Check out Football365′s excellent profile of Paul McGrath.

4. “Kenny Stabler learned he had colon cancer in February. He was in Phoenix, Arizona, where he had been renting a home since the fall of 2014 so he could watch his two grandsons play football for Chaparral High School. One is a receiver. One is a defensive back. Stabler called them his “grandsnakes.” In January, he had called Kim Bush, his partner for the last 16 years of his life, and told her of a consistent pain in his stomach.”

SB Nation’s William Browning remembers Kenny Stabler.

5. “Back in 1996, when Muhammad Ali went down to Pensacola, Florida, for an event with Roy Jones Jr. and spoke to thousands of schoolchildren bused in from around the county, Ali asked to go where Jones Jr. trained so they could playfully spar a few rounds.

“Even on good days, Ali’s speech was pretty limited, but he was still strong enough to move around and exercise back then. After Ali and Jones Jr. had circled one another in the ring and only really feigned jabs, at one point Ali smiled and gestured at Jones Jr. that he’d spotted a weakness.

“Ali imitated and exaggerated the flaw he’d discovered in Jones Jr.’s jab and left them both in fits of laughter at his shrewdness. Jones Jr. nodded after he’d caught his breath and confessed, “Yeah, you found it. But I’m so fast I can get away with it.”

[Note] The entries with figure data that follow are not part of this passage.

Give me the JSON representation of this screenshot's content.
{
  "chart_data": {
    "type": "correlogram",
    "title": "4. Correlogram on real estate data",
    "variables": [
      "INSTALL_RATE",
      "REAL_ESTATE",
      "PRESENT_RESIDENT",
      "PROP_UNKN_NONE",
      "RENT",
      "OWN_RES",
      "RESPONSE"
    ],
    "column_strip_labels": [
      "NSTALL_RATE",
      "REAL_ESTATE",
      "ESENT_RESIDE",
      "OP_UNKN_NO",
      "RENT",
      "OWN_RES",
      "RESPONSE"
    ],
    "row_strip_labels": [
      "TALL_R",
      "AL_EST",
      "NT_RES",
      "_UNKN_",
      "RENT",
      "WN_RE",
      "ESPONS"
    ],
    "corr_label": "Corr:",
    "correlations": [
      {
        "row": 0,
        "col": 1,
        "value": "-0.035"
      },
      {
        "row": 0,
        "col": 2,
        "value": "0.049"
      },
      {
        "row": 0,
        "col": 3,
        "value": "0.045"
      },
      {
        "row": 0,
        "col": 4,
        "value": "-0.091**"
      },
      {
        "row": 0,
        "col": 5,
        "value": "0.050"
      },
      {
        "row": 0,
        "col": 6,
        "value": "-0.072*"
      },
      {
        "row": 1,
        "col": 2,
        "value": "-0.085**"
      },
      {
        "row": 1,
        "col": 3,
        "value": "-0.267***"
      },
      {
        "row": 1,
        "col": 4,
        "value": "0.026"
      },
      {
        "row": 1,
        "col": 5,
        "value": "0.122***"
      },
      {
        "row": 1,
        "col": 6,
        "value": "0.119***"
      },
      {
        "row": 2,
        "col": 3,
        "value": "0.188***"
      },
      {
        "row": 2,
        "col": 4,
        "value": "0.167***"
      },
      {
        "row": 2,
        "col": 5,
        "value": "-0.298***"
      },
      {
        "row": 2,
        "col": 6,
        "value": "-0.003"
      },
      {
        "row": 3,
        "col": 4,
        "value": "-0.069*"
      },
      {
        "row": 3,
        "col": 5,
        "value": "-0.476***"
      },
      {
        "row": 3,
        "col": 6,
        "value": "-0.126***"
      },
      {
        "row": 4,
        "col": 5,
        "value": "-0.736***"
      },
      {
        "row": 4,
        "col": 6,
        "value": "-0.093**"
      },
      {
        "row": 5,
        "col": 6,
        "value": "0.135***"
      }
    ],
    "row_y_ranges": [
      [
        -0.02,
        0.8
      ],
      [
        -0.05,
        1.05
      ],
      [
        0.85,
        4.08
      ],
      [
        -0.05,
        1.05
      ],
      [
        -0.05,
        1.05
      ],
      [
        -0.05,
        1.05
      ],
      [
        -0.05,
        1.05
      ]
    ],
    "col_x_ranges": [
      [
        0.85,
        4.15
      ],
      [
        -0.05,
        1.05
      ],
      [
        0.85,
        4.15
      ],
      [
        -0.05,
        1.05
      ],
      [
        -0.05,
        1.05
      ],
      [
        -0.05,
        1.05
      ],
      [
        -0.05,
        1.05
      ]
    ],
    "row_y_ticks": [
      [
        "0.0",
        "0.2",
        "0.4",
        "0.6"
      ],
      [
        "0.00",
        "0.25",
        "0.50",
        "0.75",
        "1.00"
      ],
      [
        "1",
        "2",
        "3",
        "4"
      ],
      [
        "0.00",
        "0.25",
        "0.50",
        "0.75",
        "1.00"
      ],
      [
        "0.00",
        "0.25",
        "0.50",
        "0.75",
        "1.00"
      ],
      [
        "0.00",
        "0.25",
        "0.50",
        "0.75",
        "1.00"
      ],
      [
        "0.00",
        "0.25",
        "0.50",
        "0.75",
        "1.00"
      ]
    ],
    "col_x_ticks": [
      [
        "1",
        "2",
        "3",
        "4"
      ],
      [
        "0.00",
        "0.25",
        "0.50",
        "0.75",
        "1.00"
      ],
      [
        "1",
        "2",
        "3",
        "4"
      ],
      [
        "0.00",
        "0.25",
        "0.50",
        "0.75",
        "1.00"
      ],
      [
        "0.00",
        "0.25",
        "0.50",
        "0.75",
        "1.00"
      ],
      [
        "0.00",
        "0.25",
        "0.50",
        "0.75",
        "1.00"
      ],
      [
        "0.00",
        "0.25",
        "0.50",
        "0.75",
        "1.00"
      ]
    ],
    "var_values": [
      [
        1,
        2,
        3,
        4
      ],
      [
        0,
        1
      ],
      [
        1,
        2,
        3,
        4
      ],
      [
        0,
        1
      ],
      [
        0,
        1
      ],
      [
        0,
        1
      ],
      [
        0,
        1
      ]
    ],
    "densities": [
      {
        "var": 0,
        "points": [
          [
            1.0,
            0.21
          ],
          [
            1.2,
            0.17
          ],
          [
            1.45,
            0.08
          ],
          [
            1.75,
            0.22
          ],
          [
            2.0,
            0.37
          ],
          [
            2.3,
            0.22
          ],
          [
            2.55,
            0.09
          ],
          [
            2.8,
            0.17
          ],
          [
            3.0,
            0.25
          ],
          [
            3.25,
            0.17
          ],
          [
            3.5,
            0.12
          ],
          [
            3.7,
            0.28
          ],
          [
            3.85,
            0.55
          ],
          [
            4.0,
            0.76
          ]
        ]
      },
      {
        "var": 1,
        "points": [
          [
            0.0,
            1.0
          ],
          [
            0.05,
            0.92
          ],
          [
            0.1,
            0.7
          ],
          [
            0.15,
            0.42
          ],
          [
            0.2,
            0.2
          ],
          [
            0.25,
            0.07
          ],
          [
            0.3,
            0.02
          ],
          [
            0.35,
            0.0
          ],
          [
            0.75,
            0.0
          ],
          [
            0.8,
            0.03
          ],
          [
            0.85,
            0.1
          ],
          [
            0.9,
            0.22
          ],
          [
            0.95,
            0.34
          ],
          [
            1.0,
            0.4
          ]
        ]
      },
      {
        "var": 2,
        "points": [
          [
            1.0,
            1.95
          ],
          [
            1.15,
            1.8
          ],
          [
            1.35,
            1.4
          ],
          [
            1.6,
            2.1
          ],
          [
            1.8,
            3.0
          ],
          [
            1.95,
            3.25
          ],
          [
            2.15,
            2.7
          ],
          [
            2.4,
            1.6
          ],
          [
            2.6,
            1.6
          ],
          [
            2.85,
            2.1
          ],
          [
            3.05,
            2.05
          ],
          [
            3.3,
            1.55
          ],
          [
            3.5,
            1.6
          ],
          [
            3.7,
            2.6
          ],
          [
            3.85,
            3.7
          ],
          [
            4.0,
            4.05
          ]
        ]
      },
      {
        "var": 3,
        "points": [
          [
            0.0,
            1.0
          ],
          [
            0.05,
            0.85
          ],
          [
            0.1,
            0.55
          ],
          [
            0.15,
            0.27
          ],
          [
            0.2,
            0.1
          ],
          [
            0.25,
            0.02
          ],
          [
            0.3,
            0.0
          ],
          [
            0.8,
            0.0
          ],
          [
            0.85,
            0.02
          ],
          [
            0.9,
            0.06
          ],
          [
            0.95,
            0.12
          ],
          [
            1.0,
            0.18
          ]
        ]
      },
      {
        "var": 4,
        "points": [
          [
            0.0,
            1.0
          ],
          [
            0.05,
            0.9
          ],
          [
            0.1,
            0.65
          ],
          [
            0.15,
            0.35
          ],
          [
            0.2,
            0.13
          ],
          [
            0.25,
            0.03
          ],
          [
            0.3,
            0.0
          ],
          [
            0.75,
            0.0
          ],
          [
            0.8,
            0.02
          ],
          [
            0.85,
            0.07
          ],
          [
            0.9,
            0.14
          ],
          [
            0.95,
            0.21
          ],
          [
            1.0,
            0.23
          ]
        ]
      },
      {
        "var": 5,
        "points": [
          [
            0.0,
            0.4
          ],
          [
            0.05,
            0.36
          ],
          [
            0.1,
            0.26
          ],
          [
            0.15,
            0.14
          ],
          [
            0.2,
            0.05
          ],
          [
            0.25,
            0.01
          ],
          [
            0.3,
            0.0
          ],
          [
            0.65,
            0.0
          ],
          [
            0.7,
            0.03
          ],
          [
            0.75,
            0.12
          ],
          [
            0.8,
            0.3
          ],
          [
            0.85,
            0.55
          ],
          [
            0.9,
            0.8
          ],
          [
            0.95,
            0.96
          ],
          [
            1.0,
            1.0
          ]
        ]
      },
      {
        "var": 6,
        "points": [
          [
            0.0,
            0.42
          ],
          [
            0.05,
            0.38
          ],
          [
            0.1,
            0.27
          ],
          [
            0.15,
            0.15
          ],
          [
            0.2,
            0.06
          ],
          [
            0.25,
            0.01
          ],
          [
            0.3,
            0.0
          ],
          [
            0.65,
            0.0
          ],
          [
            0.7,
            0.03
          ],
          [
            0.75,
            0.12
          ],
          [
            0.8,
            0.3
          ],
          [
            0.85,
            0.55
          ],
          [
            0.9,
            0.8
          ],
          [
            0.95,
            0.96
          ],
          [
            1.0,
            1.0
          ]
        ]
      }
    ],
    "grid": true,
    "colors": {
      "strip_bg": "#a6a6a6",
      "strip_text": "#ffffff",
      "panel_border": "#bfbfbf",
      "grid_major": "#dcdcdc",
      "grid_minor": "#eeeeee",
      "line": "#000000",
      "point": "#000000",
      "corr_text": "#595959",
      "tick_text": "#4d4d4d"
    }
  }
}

Jonathan Brin-Butler on Roy Jones Jr’s Long Goodbye. 

6. “The “group of death”, a concept that sounds like it was named by an 11-year-old child listening to emo for the first time, was actually coined by Mexican journalists to describe Group 3 at the 1970 World Cup, which contained the defending champions England, the favourites Brazil, the two-time finalists Czechoslovakia, and Romania.”

The Telegraph’s Jonathan Liew assesses what a group of death actually is.